- Escutcheon of the Lynch-Blosse baronets
- Creation date: 1622
- Status: extant
- Motto: Nec temere, nec timide, Neither rashly nor timidly

= Lynch-Blosse baronets =

Baronetcy in the Baronetage of Ireland

The Lynch Baronetcy of Galway – which later became Lynch-Blosse Baronetcy – is a title in the Baronetage of Ireland. It was created on 8 June 1622 for Henry Lynch, a member of an Anglo-Norman family and one of the merchant Tribes of Galway. Both he and the second Baronet represented County Galway in the Irish House of Commons. The third Baronet was a Baron of the Court of Exchequer (Ireland). Forced to flee to France after the Glorious Revolution, his eldest son succeeded to the title and estates. The family seat was Athavallie House, Castlebar, County Mayo. The sixth Baronet assumed the additional surname of Blosse, having married Elizabeth, daughter and heir of Francis Barker, heir of Tobias Blosse. The seventh Baronet also served in the Irish House of Commons representing Tuam.

The 17th baronet – Sir Richard Hely Lynch-Blosse – is a medical doctor, working as a general practitioner in Clifton Hampden, Oxfordshire.
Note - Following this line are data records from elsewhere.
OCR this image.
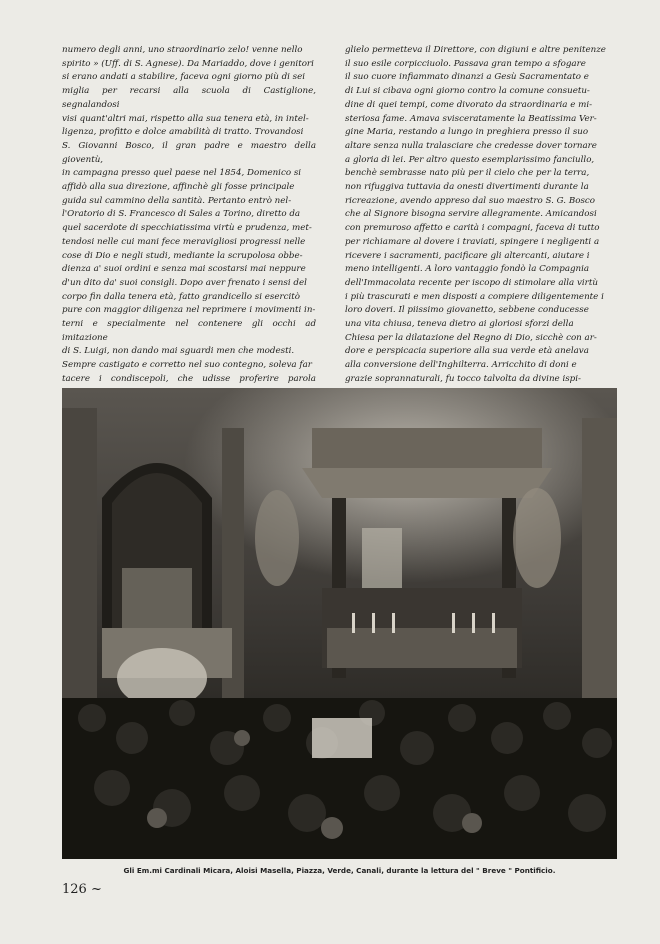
numero degli anni, uno straordinario zelo! venne nello
spirito » (Uff. di S. Agnese). Da Mariaddo, dove i genitori
si erano andati a stabilire, faceva ogni giorno più di sei
miglia per recarsi alla scuola di Castiglione, segnalandosi
visi quant'altri mai, rispetto alla sua tenera età, in intel-
ligenza, profitto e dolce amabilità di tratto. Trovandosi
S. Giovanni Bosco, il gran padre e maestro della gioventù,
in campagna presso quel paese nel 1854, Domenico si
affidò alla sua direzione, affinchè gli fosse principale
guida sul cammino della santità. Pertanto entrò nel-
l'Oratorio di S. Francesco di Sales a Torino, diretto da
quel sacerdote di specchiatissima virtù e prudenza, met-
tendosi nelle cui mani fece meravigliosi progressi nelle
cose di Dio e negli studi, mediante la scrupolosa obbe-
dienza a' suoi ordini e senza mai scostarsi mai neppure
d'un dito da' suoi consigli. Dopo aver frenato i sensi del
corpo fin dalla tenera età, fatto grandicello si esercitò
pure con maggior diligenza nel reprimere i movimenti in-
terni e specialmente nel contenere gli occhi ad imitazione
di S. Luigi, non dando mai sguardi men che modesti.
Sempre castigato e corretto nel suo contegno, soleva far
tacere i condiscepoli, che udisse proferire parola

glielo permetteva il Direttore, con digiuni e altre penitenze
il suo esile corpicciuolo. Passava gran tempo a sfogare
il suo cuore infiammato dinanzi a Gesù Sacramentato e
di Lui si cibava ogni giorno contro la comune consuetu-
dine di quei tempi, come divorato da straordinaria e mi-
steriosa fame. Amava svisceratamente la Beatissima Ver-
gine Maria, restando a lungo in preghiera presso il suo
altare senza nulla tralasciare che credesse dover tornare
a gloria di lei. Per altro questo esemplarissimo fanciullo,
benchè sembrasse nato più per il cielo che per la terra,
non rifuggiva tuttavia da onesti divertimenti durante la
ricreazione, avendo appreso dal suo maestro S. G. Bosco
che al Signore bisogna servire allegramente. Amicandosi
con premuroso affetto e carità i compagni, faceva di tutto
per richiamare al dovere i traviati, spingere i negligenti a
ricevere i sacramenti, pacificare gli altercanti, aiutare i
meno intelligenti. A loro vantaggio fondò la Compagnia
dell'Immacolata recente per iscopo di stimolare alla virtù
i più trascurati e men disposti a compiere diligentemente i
loro doveri. Il piissimo giovanetto, sebbene conducesse
una vita chiusa, teneva dietro ai gloriosi sforzi della
Chiesa per la dilatazione del Regno di Dio, sicchè con ar-
dore e perspicacia superiore alla sua verde età anelava
alla conversione dell'Inghilterra. Arricchito di doni e
grazie soprannaturali, fu tocco talvolta da divine ispi-
Gli Em.mi Cardinali Micara, Aloisi Masella, Piazza, Verde, Canali, durante la lettura del " Breve " Pontificio.
126 ~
==Lynch, later Lynch-Blosse baronets, of Galway (1622)==
- Sir Henry Lynch, 1st Baronet (died 1635)
- Sir Robuck Lynch, 2nd Baronet (died 1667)
- Sir Henry Lynch, 3rd Baronet (died 1691)
- Sir Robert Lynch, 4th Baronet (died c. 1720)
- Sir Henry Lynch, 5th Baronet (died 1762)
- Sir Robert Lynch-Blosse, 6th Baronet (died 1775)
- Sir Henry Lynch-Blosse, 7th Baronet (1749–1788)
- Sir Robert Lynch-Blosse, 8th Baronet (1774–1818)
- Sir Francis Lynch-Blosse, 9th Baronet (1801–1840)
- Sir Robert Lynch-Blosse, 10th Baronet (1825–1893)
- Sir Henry Lynch-Blosse, 11th Baronet (1857–1918)
- Sir Robert Lynch-Blosse, 12th Baronet (1861–1942)
- Sir Robert Cyril Lynch-Blosse, 13th Baronet (1887–1951)
- Sir Robert Geoffrey Lynch-Blosse, 14th Baronet (1915–1963)
- Sir Henry Lynch-Blosse, 15th Baronet (1884–1969)
- Sir David Edward Lynch-Blosse, 16th Baronet (1925–1971)
- Sir Richard Hely Lynch-Blosse, 17th Baronet (born 1953)

The heir presumptive is the present holder's second cousin David Ian Lynch-Blosse (born 1950). His heir apparent is his son Oliver Daniel Lynch-Blosse (born 1989).